The solution was cursor-based pagination.
// Cursor approach (good)
async function getFeedCursor(userId: string, cursor?: string) {
const where: any = { user_id: userId };
if (cursor) {
// Only fetch items after the cursor (last item's created_at)
where.created_at = { lt: new Date(cursor) };
}
const items = await db.feeds.findMany({
where,
orderBy: { created_at: 'desc' },
take: 21 // Fetch one extra to check if more pages exist
});
const hasMore = items.length > 20;
const feed = items.slice(0, 20);
const nextCursor = hasMore ? feed[feed.length - 1].created_at.toISOString() : null;
return { feed, nextCursor, hasMore };
}
Feeds are perfect for caching, especially in the Push model.
// Redis-based feed caching
import Redis from 'ioredis';
const redis = new Redis();
async function getCachedFeed(userId: string): Promise<FeedItem[]> {
const cacheKey = `feed:${userId}`;
// 1. Check cache
const cached = await redis.get(cacheKey);
if (cached) {
return JSON.parse(cached);
}
// 2. Fetch from DB
const feed = await getFeedHybrid(userId);
// 3. Store in cache (5 min TTL)
await redis.setex(cacheKey, 300, JSON.stringify(feed));
return feed;
}
// Invalidate cache when new post is pushed
async function invalidateFeedCache(userId: string) {
await redis.del(`feed:${userId}`);
}
// Better approach: Redis Sorted Set
async function pushToFeedCache(userId: string, postId: string, timestamp: number) {
const cacheKey = `feed:${userId}`;
// Add to sorted set (timestamp as score)
await redis.zadd(cacheKey, timestamp, postId);
// Keep only latest 1000 items
await redis.zremrangebyrank(cacheKey, 0, -1001);
// Set TTL
await redis.expire(cacheKey, 3600);
}
async function getFeedFromCache(userId: string, limit: number = 20) {
const cacheKey = `feed:${userId}`;
// Get in reverse chronological order
const postIds = await redis.zrevrange(cacheKey, 0, limit - 1);
if (postIds.length === 0) {
return null; // Cache miss
}
// Batch fetch post data
const posts = await db.posts.findMany({
where: { id: { in: postIds } },
include: { user: true }
});
// Maintain original order
const postMap = new Map(posts.map(p => [p.id, p]));
return postIds.map(id => postMap.get(id)).filter(Boolean);
}
Using Redis Sorted Sets lets you manage feeds memory-efficiently. Store only post IDs, and batch-fetch actual data when needed.
Twitter switched from pure Pull to Hybrid in 2012. Their engineering blog taught me a lot.

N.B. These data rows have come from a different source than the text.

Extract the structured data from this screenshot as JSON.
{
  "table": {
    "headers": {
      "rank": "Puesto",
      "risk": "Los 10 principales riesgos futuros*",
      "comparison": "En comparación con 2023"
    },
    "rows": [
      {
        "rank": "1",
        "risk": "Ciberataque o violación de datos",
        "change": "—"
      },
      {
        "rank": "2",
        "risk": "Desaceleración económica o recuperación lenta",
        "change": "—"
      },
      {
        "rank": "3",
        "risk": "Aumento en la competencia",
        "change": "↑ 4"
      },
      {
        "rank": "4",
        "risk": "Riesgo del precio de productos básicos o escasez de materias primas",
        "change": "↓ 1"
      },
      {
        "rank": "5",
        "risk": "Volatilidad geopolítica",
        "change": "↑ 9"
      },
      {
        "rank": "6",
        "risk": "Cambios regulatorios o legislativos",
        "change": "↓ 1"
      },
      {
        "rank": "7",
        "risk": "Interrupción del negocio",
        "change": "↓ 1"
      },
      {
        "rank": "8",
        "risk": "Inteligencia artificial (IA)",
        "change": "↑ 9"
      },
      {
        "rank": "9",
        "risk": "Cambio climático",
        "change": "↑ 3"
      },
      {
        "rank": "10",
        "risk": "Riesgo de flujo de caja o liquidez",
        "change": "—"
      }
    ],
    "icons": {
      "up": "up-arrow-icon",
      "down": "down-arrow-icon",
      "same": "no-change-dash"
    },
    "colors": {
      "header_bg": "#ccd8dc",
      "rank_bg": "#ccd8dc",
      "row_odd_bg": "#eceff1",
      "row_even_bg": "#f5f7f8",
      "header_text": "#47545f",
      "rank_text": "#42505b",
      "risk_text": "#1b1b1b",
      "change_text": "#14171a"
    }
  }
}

Interestingly, Twitter built a separate "Timeline Service" microservice. The feed generation logic became so complex they had to isolate it.
Instagram is a bit different. With photo-heavy content, media loading optimization is more critical.

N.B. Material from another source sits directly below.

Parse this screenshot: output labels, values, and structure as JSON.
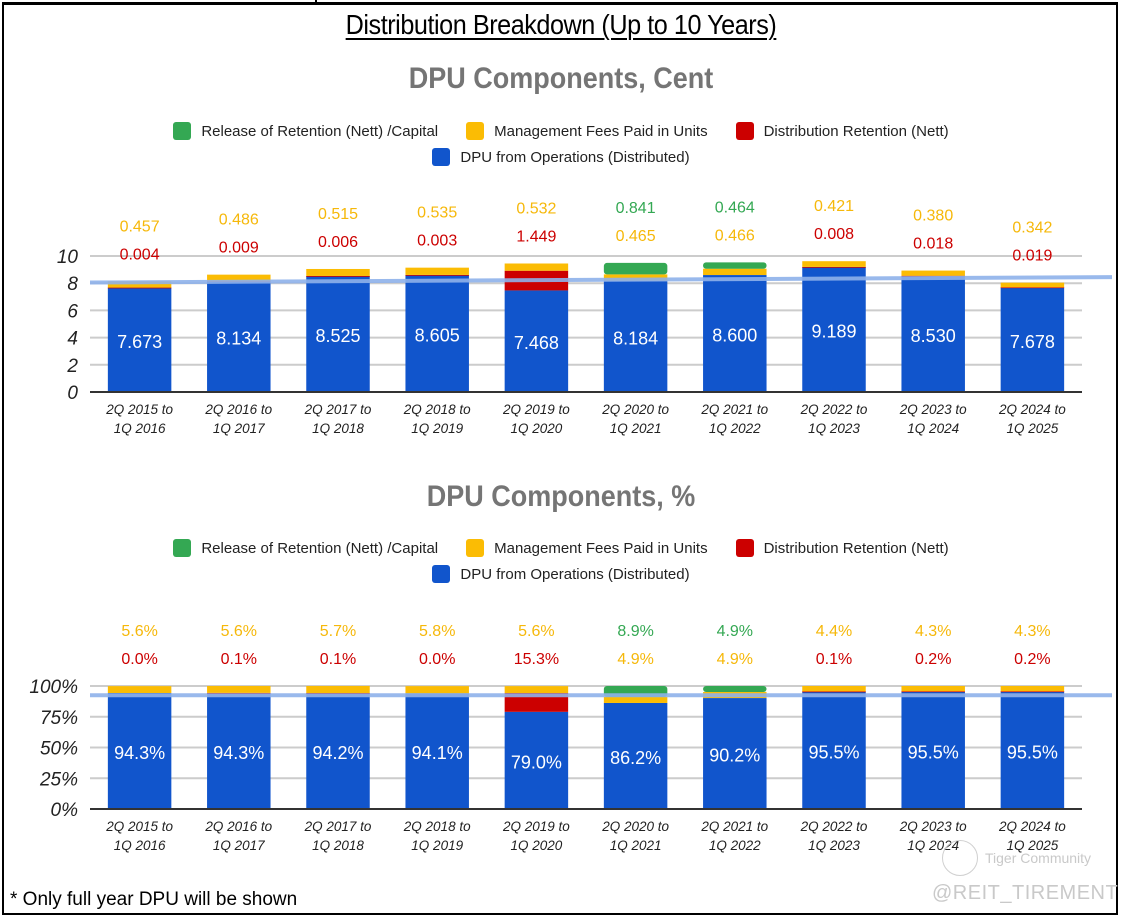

What's interesting about Instagram is they manage "Stories" as a completely separate system. The 24-hour expiration requires different strategies.
The key lessons from building feed systems:
No perfect solution: Neither Pull nor Push is optimal for all cases. Hybrid is the pragmatic choice.
Design for scale: Start simple, but if you plan to grow, think about your migration path early.
Measurement matters: Monitor feed load times, write latency, cache hit rates to find bottlenecks.
Caching is essential: Memory is cheap. Aggressive Redis usage solves many problems.
Use cursor-based pagination: Offset-based pagination breaks with real-time feeds.
Make fan-out async: Post creation can't be slow. Handle fan-out in background jobs.
Ultimately, feed systems are about finding the balance between reads and writes. Understand user behavior patterns, decide where to store data, and when to compute it.
The realistic path is: start with Pull for simplicity, gradually introduce Push as traffic grows, and evolve to Hybrid as you scale further.
Now when I build a feed in my next project, I'll design it with confidence.